SINGTEL bumped up salaries for new engineers last year in a bid to attract and retain staff for new business areas like cyber security analytics and smart cities.
Talented young engineers will also be selected for a two-year management associate programme, where they will be rotated across businesses and work on special projects.
Group chief executive Chua Sock Koong said yesterday that the telco has significantly adjusted compensation for engineers. Their salaries will be equivalent to what the top 25 per cent of engineers starting out are earning.
Singtel did not release the revised pay scale.
However, industry observers say that newly minted engineering graduates are probably getting between $2,600 and $3,400 a month.
Ms Chua, who was speaking to The Straits Times after the firm's results briefing, added: "We're doing this because we want to ensure that engineers remain engineers when they graduate and not join management consultancy and investment banking."
Singtel also awards scholarships to students in institutions of higher learning to study engineering and related courses.
"There will be many opportunities for engineers to learn on the job and also for job rotation," said Ms Chua.
Singtel has also introduced different stock option plans for its staff who work in digital businesses like Amobee, a marketing subsidiary. Staff in these areas get shares in the businesses they work in.
"They will benefit if the digital business is publicly listed. If not, over time, we can grow their long-term incentives into Singtel's plans," noted Ms Chua.
She told The Straits Times last September that the telco will invest $500 million over the next five years and hire 1,000 engineers as part of a three-pronged strategy to build expertise in cyber security, smart cities and analytics.
Ms Chua said yesterday that these plans were well underway, with cyber security expertise built up and a monitoring centre constructed.
Singtel is also building a lab for security testing, she added.
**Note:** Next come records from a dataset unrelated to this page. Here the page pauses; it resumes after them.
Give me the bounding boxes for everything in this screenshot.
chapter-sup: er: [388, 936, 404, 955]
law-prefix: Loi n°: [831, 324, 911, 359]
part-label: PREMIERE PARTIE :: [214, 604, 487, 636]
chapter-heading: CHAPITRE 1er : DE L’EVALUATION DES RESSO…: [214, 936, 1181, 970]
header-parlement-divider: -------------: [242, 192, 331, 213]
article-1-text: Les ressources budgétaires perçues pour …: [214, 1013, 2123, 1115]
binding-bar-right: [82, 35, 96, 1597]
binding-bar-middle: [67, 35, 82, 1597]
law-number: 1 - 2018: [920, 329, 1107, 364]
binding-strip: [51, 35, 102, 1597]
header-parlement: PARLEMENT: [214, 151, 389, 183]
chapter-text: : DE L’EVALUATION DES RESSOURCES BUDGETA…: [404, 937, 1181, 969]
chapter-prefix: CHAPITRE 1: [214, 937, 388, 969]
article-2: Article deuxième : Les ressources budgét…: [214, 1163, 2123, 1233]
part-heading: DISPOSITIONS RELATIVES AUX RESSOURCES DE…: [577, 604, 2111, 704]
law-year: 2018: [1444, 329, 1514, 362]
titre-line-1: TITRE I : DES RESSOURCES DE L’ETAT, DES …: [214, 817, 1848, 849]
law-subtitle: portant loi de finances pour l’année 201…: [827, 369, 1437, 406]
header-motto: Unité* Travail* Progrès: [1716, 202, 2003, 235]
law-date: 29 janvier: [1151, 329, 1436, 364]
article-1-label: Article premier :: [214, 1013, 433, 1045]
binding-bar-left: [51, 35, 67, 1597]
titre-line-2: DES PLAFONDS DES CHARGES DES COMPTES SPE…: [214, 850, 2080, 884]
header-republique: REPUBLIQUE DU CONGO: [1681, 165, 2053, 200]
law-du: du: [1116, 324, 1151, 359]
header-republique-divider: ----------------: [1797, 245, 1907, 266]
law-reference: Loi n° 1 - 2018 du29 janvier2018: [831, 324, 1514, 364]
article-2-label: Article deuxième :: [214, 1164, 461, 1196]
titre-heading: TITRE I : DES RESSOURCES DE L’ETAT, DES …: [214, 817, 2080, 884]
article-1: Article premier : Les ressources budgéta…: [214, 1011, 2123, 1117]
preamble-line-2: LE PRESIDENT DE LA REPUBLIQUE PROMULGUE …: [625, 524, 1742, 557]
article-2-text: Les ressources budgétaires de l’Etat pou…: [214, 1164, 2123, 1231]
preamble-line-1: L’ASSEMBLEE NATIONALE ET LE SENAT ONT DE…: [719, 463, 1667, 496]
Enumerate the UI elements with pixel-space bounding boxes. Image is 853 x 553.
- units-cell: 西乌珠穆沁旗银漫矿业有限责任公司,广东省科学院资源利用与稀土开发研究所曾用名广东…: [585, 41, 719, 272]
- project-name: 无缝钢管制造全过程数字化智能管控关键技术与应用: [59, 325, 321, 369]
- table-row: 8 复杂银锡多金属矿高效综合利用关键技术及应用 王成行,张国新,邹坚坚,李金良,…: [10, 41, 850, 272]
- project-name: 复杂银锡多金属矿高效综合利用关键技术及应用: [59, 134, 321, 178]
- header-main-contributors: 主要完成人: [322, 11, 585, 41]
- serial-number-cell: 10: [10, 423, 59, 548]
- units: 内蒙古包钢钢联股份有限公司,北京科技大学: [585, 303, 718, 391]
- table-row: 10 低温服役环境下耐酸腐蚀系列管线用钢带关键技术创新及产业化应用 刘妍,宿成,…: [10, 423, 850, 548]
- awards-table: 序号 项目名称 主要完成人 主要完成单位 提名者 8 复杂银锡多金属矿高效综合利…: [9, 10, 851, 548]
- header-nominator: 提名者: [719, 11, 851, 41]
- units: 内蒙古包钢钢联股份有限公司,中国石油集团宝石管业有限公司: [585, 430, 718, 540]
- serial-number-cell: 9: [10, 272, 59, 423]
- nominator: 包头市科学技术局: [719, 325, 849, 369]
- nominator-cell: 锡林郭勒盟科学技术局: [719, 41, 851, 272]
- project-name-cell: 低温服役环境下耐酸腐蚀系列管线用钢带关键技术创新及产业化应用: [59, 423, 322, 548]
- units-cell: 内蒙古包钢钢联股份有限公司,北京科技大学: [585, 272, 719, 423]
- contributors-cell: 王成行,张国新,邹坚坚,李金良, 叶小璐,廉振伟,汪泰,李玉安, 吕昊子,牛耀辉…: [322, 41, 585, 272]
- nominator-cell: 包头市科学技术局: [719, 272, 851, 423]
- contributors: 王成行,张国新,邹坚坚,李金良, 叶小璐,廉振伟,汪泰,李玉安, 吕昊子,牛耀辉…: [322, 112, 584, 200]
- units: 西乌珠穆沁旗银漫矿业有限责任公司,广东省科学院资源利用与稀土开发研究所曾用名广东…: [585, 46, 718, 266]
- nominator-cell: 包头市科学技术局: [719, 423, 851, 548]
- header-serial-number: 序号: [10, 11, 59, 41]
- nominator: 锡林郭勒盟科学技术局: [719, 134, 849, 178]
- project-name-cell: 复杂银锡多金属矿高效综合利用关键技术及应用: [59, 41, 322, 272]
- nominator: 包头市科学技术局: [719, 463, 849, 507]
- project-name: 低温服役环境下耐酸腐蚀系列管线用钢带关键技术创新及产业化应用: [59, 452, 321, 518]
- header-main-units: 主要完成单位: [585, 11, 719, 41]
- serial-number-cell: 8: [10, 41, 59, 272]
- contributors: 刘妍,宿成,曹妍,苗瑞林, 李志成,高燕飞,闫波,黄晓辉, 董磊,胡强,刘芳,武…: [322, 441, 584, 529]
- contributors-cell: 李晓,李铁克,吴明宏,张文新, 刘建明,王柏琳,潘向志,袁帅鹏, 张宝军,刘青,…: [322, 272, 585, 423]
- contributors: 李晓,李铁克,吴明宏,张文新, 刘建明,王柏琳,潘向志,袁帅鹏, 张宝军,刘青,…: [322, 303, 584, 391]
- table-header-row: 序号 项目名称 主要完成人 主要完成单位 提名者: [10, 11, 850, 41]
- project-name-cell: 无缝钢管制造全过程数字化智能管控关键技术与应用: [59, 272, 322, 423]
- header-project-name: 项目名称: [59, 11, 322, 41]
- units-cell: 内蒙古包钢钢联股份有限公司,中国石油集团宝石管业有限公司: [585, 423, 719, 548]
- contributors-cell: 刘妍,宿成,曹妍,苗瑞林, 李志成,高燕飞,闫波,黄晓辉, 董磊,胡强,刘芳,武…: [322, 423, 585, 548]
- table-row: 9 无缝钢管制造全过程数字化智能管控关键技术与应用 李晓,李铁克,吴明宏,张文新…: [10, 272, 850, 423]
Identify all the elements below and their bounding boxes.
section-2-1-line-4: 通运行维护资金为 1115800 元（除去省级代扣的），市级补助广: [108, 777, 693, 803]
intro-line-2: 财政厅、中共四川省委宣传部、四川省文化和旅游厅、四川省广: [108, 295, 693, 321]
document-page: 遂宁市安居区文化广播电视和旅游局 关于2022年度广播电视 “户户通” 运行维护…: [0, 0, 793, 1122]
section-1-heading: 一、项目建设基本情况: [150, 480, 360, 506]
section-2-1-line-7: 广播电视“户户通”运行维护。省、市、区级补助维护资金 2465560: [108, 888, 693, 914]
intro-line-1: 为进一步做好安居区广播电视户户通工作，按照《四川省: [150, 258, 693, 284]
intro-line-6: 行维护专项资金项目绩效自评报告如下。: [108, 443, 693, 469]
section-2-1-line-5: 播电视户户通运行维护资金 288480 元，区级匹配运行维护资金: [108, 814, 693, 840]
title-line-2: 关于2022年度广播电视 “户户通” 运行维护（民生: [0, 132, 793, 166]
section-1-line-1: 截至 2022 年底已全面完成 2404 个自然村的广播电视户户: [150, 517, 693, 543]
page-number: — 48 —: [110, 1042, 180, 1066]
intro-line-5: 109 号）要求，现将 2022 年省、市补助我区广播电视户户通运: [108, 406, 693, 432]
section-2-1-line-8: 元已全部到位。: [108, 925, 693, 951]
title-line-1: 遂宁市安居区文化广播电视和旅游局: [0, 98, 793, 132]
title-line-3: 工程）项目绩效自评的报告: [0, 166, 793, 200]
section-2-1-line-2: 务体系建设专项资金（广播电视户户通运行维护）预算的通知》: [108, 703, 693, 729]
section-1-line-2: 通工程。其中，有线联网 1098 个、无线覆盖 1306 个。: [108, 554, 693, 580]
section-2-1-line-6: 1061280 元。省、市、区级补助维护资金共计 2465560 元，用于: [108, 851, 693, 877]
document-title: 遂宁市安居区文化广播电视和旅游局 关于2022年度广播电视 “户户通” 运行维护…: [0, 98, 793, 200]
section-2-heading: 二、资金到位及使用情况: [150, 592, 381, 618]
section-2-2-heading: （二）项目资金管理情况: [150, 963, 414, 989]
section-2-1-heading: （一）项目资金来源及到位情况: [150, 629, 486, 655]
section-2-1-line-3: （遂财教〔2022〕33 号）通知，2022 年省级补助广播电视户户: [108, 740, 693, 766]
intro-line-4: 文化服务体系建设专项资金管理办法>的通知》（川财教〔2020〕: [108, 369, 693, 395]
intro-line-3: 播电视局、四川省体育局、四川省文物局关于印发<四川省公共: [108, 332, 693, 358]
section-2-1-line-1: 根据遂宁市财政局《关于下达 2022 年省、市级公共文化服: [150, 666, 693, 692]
This lab will work on realistic cyber threat simulation with customers to enable competency building.
These efforts are part of the firm's five-year transformation as it seeks a new revenue mix and new businesses. It is now midway in this effort.
Ms Chua said that the positive full-year results - the telco posted a 3.5 per cent hike in net profit to $3.78 billion and a 2.2 per cent growth in revenue of $17.22 billion - indicate that its core business is gradually being transformed from just supplying circuits and switches to carrying valuable data like content and video.
She said: "If we don't transform and change, we will become totally irrelevant."